Pada pintu utama di tengah berdaun dua yang juga sangat indah, dengan lengkung bertaut di bagian atasnya, ornamen suluran warna metalik, huruf Arab "Allah", "Muhammad", kaligrafi ayat suci, dan tulisan "Pangkat ilmu di atas Segala pangkat, Al Hadits", serta tulisan "Allah kelak akan memberikan kelapangan sesudah kesempitan, QS At-Tholaq"

makam syekh anom sida karsa kebumen

Makam Syekh Anom Sida Karsa berada di dalam cungkup bertutup kain yang dikelilingi oleh kurungan berangka besi berdinding kaca dengan tulisan ayat suci dan hiasan di bagian bawahnya. Di sebelahnya adalah makam isterinya. Kurungan besi itu digembok untuk melindungi makam dari tangan jahil.

Pria berpeci berbaju hitam dan bersarung biru bergaris itu bernama Muhyidin (40 tahun). Ia adalah keturunan ke-12 Syekh Anom Sida Karsa yang selain mengurus makam juga mengurus kegiatan madrasah, meneruskan apa yang telah dicontohkan oleh Syekh Anom semasa hidupnya.

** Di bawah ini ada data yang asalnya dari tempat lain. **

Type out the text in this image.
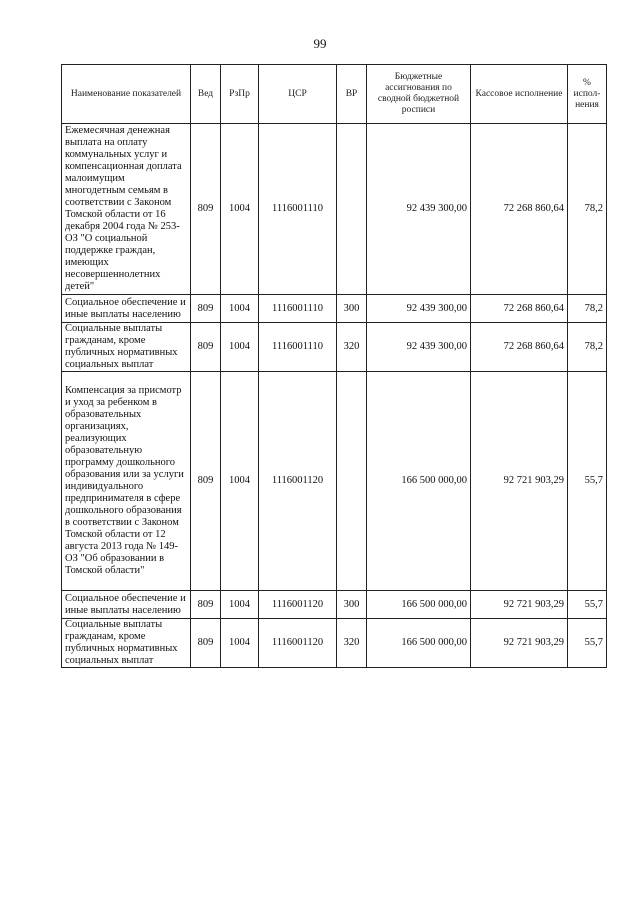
99
Наименование показателей	Вед	РзПр	ЦСР	ВР	Бюджетные ассигнования по сводной бюджетной росписи	Кассовое исполнение	% испол-нения
Ежемесячная денежная выплата на оплату коммунальных услуг и компенсационная доплата малоимущим многодетным семьям в соответствии с Законом Томской области от 16 декабря 2004 года № 253-ОЗ "О социальной поддержке граждан, имеющих несовершеннолетних детей"	809	1004	1116001110		92 439 300,00	72 268 860,64	78,2
Социальное обеспечение и иные выплаты населению	809	1004	1116001110	300	92 439 300,00	72 268 860,64	78,2
Социальные выплаты гражданам, кроме публичных нормативных социальных выплат	809	1004	1116001110	320	92 439 300,00	72 268 860,64	78,2
Компенсация за присмотр и уход за ребенком в образовательных организациях, реализующих образовательную программу дошкольного образования или за услуги индивидуального предпринимателя в сфере дошкольного образования в соответствии с Законом Томской области от 12 августа 2013 года № 149-ОЗ "Об образовании в Томской области"	809	1004	1116001120		166 500 000,00	92 721 903,29	55,7
Социальное обеспечение и иные выплаты населению	809	1004	1116001120	300	166 500 000,00	92 721 903,29	55,7
Социальные выплаты гражданам, кроме публичных нормативных социальных выплат	809	1004	1116001120	320	166 500 000,00	92 721 903,29	55,7
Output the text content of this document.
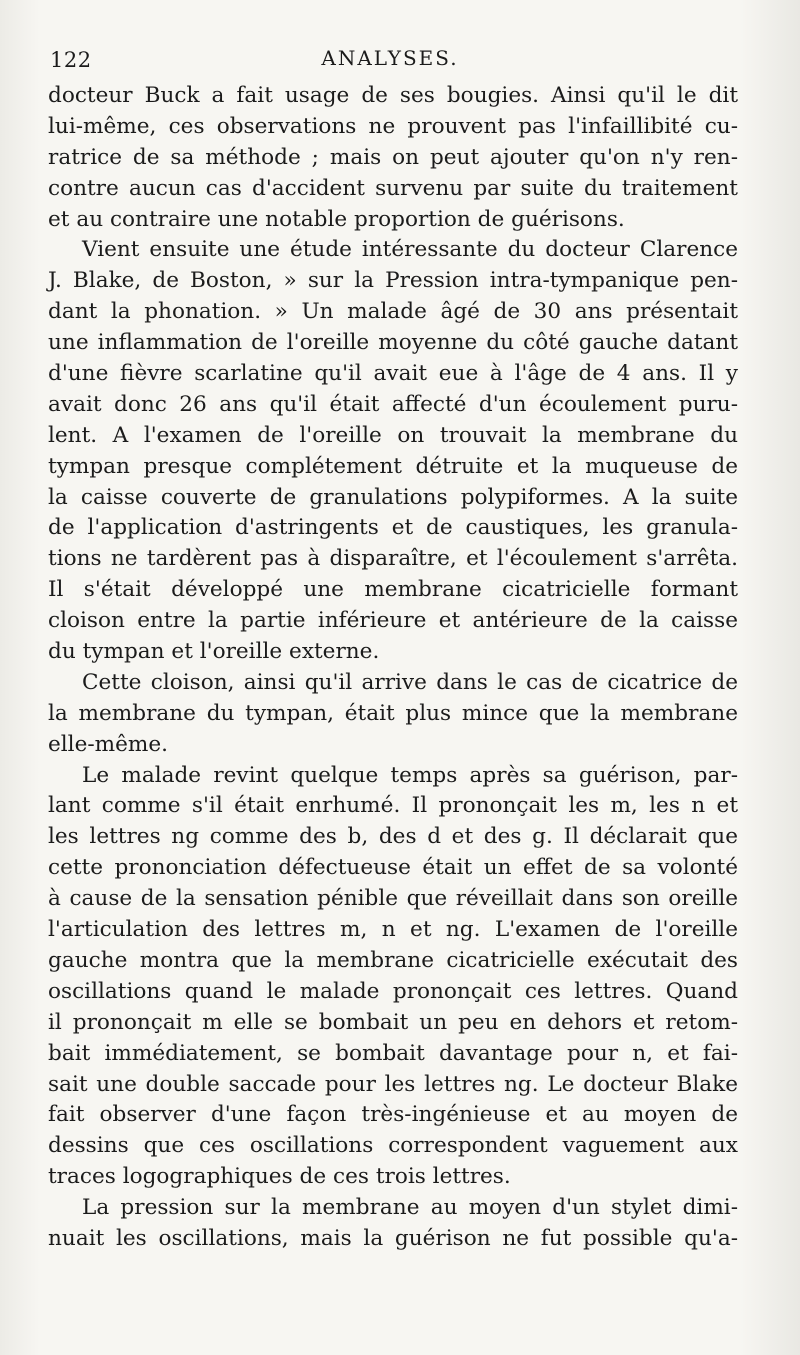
122	ANALYSES.
docteur Buck a fait usage de ses bougies. Ainsi qu'il le dit
lui-même, ces observations ne prouvent pas l'infaillibité cu-
ratrice de sa méthode ; mais on peut ajouter qu'on n'y ren-
contre aucun cas d'accident survenu par suite du traitement
et au contraire une notable proportion de guérisons.
Vient ensuite une étude intéressante du docteur Clarence
J. Blake, de Boston, » sur la Pression intra-tympanique pen-
dant la phonation. » Un malade âgé de 30 ans présentait
une inflammation de l'oreille moyenne du côté gauche datant
d'une fièvre scarlatine qu'il avait eue à l'âge de 4 ans. Il y
avait donc 26 ans qu'il était affecté d'un écoulement puru-
lent. A l'examen de l'oreille on trouvait la membrane du
tympan presque complétement détruite et la muqueuse de
la caisse couverte de granulations polypiformes. A la suite
de l'application d'astringents et de caustiques, les granula-
tions ne tardèrent pas à disparaître, et l'écoulement s'arrêta.
Il s'était développé une membrane cicatricielle formant
cloison entre la partie inférieure et antérieure de la caisse
du tympan et l'oreille externe.
Cette cloison, ainsi qu'il arrive dans le cas de cicatrice de
la membrane du tympan, était plus mince que la membrane
elle-même.
Le malade revint quelque temps après sa guérison, par-
lant comme s'il était enrhumé. Il prononçait les m, les n et
les lettres ng comme des b, des d et des g. Il déclarait que
cette prononciation défectueuse était un effet de sa volonté
à cause de la sensation pénible que réveillait dans son oreille
l'articulation des lettres m, n et ng. L'examen de l'oreille
gauche montra que la membrane cicatricielle exécutait des
oscillations quand le malade prononçait ces lettres. Quand
il prononçait m elle se bombait un peu en dehors et retom-
bait immédiatement, se bombait davantage pour n, et fai-
sait une double saccade pour les lettres ng. Le docteur Blake
fait observer d'une façon très-ingénieuse et au moyen de
dessins que ces oscillations correspondent vaguement aux
traces logographiques de ces trois lettres.
La pression sur la membrane au moyen d'un stylet dimi-
nuait les oscillations, mais la guérison ne fut possible qu'a-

Muhyidin meneruskan kisah dari para orang tua bahwa Syekh Anom Sida Karsa adalah asli keturunan Raden Patah dari Demak. Silsilahnya adalah Brawijaya V - Raden Patah - Sultan Trenggono - Sunan Prawoto - Pangeran Kediri - Pangeran Sudarmo - Pangeran Anom atau Syekh Anom Sida Karsa.

Kurungan besi itu digembok untuk melindungi makam dari tangan jahil. Pasalnya dulu peziarah ada yang mencongkel makam untuk dibawa pulang sebagai jimat penangkal bahaya. Tadinya saya tak faham apa yang dicongkel, namun setelah gembok dan kain dibuka baru terlihat bahwa pada makam terdapat unur (gundukan rumah rayap yang telah membatu), bertekstur kasar dengan ketinggian sekitar satu setengah meter berwarna putih kecoklatan. Ziarah ke makam Syekh Anom Sidakarsa biasanya banyak dilakukan pada bulan Sura dan Ruwah.

Menurut Muhyidin, meski banyak tempat telah beliau jelajahi namun Syekh Anom Sida Karsa memilih tinggal di daerah ini karena mengetahui banyak orang yang masih membutuhkan pencerahan, diantaranya adalah daerah Ambal yang dihuni banyak berandal. Beliau menetap di tempat ini sampai wafatnya.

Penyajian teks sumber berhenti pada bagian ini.